Re: [PATCH 4/6] sched/isolation: Residual 1Hz scheduler tick offload

From: Frederic Weisbecker
Date: Mon Jan 29 2018 - 11:48:43 EST


On Mon, Jan 29, 2018 at 04:38:39PM +0100, Peter Zijlstra wrote:
1;4205;0c> On Fri, Jan 19, 2018 at 01:02:18AM +0100, Frederic Weisbecker wrote:
> > When a CPU runs in full dynticks mode, a 1Hz tick remains in order to
> > keep the scheduler stats alive. However this residual tick is a burden
> > for bare metal tasks that can't stand any interruption at all, or want
> > to minimize them.
> >
> > The usual boot parameters "nohz_full=" or "isolcpus=nohz" will now
> > outsource these scheduler ticks to the global workqueue so that a
> > housekeeping CPU handles those remotely.
> >
> > Note that in the case of using isolcpus, it's still up to the user to
> > affine the global workqueues to the housekeeping CPUs through
> > /sys/devices/virtual/workqueue/cpumask or domains isolation
> > "isolcpus=nohz,domain".
>
> I would very much like a few words on why sched_class::task_tick() is
> safe to call remote -- from a quick look I think it actually is, but it
> would be good to have some words here.

Let's rather say I can't prove that it is safe, given the amount of code that
is behind throughout the various flavour of scheduler features.

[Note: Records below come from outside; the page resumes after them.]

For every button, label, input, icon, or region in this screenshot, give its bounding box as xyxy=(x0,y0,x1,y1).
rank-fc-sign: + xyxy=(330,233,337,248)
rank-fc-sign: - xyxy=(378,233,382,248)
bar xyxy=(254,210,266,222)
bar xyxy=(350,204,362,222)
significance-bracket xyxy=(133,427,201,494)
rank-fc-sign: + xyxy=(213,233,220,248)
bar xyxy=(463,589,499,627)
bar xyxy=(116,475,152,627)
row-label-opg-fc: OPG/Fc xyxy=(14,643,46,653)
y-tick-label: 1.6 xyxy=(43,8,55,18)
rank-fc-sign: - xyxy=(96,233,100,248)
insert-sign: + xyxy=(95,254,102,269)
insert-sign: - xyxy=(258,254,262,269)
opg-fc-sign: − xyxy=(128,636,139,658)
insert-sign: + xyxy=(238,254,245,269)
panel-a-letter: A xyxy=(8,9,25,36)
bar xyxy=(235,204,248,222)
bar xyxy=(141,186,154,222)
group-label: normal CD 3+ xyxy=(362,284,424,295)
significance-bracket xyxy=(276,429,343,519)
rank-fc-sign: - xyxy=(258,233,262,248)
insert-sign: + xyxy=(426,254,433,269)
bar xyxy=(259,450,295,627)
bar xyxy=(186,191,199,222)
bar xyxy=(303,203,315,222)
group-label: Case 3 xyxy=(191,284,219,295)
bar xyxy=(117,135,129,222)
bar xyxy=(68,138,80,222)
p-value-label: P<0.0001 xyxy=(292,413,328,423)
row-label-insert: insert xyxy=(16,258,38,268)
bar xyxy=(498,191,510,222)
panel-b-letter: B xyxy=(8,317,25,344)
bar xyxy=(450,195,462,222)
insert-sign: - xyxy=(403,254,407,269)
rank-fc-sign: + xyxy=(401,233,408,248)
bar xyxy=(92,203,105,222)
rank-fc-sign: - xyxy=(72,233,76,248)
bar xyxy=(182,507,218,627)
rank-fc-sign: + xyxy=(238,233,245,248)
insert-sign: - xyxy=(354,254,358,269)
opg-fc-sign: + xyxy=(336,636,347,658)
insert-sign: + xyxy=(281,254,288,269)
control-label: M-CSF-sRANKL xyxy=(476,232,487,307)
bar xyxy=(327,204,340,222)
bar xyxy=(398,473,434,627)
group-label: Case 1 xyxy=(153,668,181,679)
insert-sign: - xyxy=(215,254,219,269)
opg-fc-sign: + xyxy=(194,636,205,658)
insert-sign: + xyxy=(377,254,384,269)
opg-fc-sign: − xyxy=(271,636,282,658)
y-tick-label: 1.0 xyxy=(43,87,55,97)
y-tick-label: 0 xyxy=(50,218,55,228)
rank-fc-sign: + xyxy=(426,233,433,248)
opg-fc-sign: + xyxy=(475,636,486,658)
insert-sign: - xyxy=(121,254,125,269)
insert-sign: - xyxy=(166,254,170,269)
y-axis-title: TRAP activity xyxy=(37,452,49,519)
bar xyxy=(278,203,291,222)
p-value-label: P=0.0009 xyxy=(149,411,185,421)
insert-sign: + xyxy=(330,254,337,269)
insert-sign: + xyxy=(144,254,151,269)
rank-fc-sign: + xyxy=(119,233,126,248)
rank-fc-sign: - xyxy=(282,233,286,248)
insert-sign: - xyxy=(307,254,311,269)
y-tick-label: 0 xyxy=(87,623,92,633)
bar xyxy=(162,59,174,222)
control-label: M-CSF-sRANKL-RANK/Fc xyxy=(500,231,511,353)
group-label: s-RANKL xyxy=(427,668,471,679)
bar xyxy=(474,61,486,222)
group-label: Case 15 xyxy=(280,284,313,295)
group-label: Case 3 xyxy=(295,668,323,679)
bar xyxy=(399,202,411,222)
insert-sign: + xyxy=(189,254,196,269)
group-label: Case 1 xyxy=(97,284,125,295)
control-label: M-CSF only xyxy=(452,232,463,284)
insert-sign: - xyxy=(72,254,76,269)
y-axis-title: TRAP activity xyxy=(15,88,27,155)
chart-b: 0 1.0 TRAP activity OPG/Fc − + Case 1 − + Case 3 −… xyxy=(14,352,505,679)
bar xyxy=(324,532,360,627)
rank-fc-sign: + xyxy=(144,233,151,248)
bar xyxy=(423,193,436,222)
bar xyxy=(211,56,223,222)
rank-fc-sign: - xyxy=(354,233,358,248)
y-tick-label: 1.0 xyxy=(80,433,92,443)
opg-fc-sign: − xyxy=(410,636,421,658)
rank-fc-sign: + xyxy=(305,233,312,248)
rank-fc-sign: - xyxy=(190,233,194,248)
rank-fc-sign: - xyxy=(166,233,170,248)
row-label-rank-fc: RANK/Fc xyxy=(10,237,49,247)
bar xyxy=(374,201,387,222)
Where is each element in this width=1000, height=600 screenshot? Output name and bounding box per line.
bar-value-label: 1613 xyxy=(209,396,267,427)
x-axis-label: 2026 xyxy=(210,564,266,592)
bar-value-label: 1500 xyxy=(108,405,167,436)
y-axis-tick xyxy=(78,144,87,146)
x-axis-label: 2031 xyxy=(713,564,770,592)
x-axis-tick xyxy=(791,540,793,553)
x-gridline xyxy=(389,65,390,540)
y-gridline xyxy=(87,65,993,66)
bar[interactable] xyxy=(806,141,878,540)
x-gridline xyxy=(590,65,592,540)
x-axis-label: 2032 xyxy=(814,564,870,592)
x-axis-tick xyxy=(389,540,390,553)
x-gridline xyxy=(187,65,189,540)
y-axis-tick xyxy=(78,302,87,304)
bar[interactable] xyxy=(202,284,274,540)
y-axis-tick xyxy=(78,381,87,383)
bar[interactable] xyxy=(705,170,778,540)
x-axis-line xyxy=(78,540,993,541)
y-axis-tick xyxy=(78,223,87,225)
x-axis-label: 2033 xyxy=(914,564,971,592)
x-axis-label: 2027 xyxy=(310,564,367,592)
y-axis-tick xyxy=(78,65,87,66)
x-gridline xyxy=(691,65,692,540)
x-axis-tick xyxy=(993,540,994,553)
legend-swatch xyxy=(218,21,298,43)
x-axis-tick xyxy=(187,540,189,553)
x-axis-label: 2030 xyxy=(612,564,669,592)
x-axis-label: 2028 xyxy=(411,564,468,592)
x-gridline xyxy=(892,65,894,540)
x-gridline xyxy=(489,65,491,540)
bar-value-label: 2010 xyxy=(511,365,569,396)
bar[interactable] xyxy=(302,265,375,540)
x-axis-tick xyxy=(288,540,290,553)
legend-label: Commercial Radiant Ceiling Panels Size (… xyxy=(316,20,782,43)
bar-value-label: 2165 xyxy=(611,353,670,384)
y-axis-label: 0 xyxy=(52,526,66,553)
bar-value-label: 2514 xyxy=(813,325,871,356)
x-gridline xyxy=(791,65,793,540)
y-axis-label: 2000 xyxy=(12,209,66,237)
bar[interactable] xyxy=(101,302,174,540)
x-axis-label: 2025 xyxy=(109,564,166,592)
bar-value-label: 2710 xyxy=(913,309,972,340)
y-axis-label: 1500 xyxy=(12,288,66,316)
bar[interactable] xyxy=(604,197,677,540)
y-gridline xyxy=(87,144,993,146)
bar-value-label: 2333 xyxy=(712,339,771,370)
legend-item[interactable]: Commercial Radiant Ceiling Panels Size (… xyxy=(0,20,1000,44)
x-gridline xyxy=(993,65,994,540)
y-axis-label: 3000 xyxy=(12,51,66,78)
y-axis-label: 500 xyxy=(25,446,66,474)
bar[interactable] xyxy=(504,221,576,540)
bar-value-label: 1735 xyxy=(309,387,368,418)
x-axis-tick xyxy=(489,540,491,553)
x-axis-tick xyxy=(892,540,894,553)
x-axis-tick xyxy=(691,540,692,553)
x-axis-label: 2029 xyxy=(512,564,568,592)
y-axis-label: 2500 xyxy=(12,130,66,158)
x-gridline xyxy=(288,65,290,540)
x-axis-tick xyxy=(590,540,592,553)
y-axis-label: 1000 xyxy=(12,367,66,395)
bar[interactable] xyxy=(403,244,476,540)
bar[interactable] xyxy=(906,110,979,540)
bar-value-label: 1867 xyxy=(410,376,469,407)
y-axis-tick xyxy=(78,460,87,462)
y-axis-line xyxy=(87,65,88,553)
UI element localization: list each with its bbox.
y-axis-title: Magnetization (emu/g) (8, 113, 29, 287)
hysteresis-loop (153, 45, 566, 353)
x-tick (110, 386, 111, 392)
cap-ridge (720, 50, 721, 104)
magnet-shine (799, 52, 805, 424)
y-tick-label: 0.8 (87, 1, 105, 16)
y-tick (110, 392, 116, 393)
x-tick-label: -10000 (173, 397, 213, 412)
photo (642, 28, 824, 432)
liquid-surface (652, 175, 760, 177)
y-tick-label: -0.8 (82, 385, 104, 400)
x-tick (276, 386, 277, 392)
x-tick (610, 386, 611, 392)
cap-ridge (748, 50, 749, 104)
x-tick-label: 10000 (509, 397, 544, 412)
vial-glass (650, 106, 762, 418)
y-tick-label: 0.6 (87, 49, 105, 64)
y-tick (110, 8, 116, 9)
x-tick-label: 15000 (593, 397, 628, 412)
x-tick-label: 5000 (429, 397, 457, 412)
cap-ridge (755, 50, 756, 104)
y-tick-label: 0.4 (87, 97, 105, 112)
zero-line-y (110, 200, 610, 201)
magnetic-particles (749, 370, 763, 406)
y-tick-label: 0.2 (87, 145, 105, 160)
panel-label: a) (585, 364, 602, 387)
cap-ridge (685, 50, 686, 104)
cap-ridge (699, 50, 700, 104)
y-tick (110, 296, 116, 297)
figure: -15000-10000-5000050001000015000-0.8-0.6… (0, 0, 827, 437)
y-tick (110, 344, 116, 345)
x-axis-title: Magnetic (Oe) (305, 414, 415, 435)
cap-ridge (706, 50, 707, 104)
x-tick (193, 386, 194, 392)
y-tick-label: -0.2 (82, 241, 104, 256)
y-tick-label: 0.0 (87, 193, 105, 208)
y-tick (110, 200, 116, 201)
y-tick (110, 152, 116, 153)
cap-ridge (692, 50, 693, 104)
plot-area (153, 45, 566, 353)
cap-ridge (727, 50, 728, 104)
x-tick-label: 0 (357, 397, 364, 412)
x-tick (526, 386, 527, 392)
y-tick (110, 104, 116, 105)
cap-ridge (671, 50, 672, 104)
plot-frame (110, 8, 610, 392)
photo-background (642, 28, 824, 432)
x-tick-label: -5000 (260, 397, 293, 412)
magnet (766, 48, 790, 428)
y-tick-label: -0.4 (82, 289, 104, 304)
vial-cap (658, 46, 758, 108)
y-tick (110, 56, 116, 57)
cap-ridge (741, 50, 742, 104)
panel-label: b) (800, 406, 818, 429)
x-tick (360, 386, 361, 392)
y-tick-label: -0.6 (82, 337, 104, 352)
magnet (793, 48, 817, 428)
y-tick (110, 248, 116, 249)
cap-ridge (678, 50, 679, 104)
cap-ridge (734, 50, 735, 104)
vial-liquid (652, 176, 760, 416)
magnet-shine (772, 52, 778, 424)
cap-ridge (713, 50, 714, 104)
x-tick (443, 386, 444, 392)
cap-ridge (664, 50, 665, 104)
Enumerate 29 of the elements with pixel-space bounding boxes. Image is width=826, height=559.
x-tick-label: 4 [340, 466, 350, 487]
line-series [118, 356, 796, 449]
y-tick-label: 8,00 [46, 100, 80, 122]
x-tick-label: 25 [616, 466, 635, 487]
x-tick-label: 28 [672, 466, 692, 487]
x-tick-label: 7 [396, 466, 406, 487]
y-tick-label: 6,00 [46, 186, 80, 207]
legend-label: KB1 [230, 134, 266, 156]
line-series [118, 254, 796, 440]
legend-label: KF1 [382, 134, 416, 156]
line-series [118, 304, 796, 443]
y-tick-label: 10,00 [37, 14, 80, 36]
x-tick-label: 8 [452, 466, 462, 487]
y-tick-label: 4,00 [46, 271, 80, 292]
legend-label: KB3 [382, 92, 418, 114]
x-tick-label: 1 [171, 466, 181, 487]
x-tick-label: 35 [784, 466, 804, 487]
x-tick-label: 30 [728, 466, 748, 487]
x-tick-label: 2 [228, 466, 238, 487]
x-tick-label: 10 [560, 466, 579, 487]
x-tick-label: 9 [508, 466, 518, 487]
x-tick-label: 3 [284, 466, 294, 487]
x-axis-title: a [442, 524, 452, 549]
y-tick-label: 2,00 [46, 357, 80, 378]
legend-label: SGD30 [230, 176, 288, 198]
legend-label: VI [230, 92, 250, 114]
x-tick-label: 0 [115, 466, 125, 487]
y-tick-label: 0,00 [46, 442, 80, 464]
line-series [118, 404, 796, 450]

But as far as I checked several times, it seems that nothing is accessed locally
on ::scheduler_tick(). Everything looks fetched from the runqueue struct target
while it is locked.

If we ever find local references such as "current" or "__this_cpu_*" in the path,
we'll have to fix them.

>
> > diff --git a/kernel/sched/core.c b/kernel/sched/core.c
> > index d72d0e9..c79500c 100644
> > --- a/kernel/sched/core.c
> > +++ b/kernel/sched/core.c
> > @@ -3062,7 +3062,82 @@ u64 scheduler_tick_max_deferment(void)
> >
> > return jiffies_to_nsecs(next - now);
> > }
> > -#endif
> > +
> > +struct tick_work {
> > + int cpu;
> > + struct delayed_work work;
> > +};
> > +
> > +static struct tick_work __percpu *tick_work_cpu;
> > +
> > +static void sched_tick_remote(struct work_struct *work)
> > +{
> > + struct delayed_work *dwork = to_delayed_work(work);
> > + struct tick_work *twork = container_of(dwork, struct tick_work, work);
> > + int cpu = twork->cpu;
> > + struct rq *rq = cpu_rq(cpu);
> > + struct rq_flags rf;
> > +
> > + /*
> > + * Handle the tick only if it appears the remote CPU is running
> > + * in full dynticks mode. The check is racy by nature, but
> > + * missing a tick or having one too much is no big deal.
> > + */
> > + if (!idle_cpu(cpu) && tick_nohz_tick_stopped_cpu(cpu)) {
> > + rq_lock_irq(rq, &rf);
> > + update_rq_clock(rq);
> > + rq->curr->sched_class->task_tick(rq, rq->curr, 0);
> > + rq_unlock_irq(rq, &rf);
> > + }
> > +
> > + queue_delayed_work(system_unbound_wq, dwork, HZ);
>
> Do we want something that tracks the actual interrer arrival time of
> this work, such that we can detect and warn if the book-keeping thing is
> failing to keep up?

Yeah perhaps we can have some sort of check to make sure we got a tick after
some reasonable delay since the last sched in of the current remote task.

>
> > +}
> > +
> > +static void sched_tick_start(int cpu)
> > +{
> > + struct tick_work *twork;
> > +
> > + if (housekeeping_cpu(cpu, HK_FLAG_TICK))
> > + return;
>
> This all looks very static :-(, you can't reconfigure this nohz_full
> crud after boot?

Unfortunately yes. In fact making the nohz interface dynamically available
through cpuset is the next big step.

>
> > + WARN_ON_ONCE(!tick_work_cpu);
> > +
> > + twork = per_cpu_ptr(tick_work_cpu, cpu);
> > + twork->cpu = cpu;
> > + INIT_DELAYED_WORK(&twork->work, sched_tick_remote);
> > + queue_delayed_work(system_unbound_wq, &twork->work, HZ);
> > +}
>
> Similarly, I think we want a few words about how unbound workqueues are
> expected to behave vs NUMA.
>
> AFAICT unbound workqueues by default prefer to run on a cpu in the same
> node, but if no cpu is available, it doesn't go looking for the nearest
> node that does have a cpu, it just punts to whatever random cpu.

Yes, and in fact you just made me look into wq_select_unbound_cpu() and
it looks worse than that. If the current CPU is not in the wq_unbound_cpumask,
a random one is picked up from that global cpumask without trying a near
one in the current node.

Looks like room for improvement on the workqueue side. I'll see what I can do.

Thanks.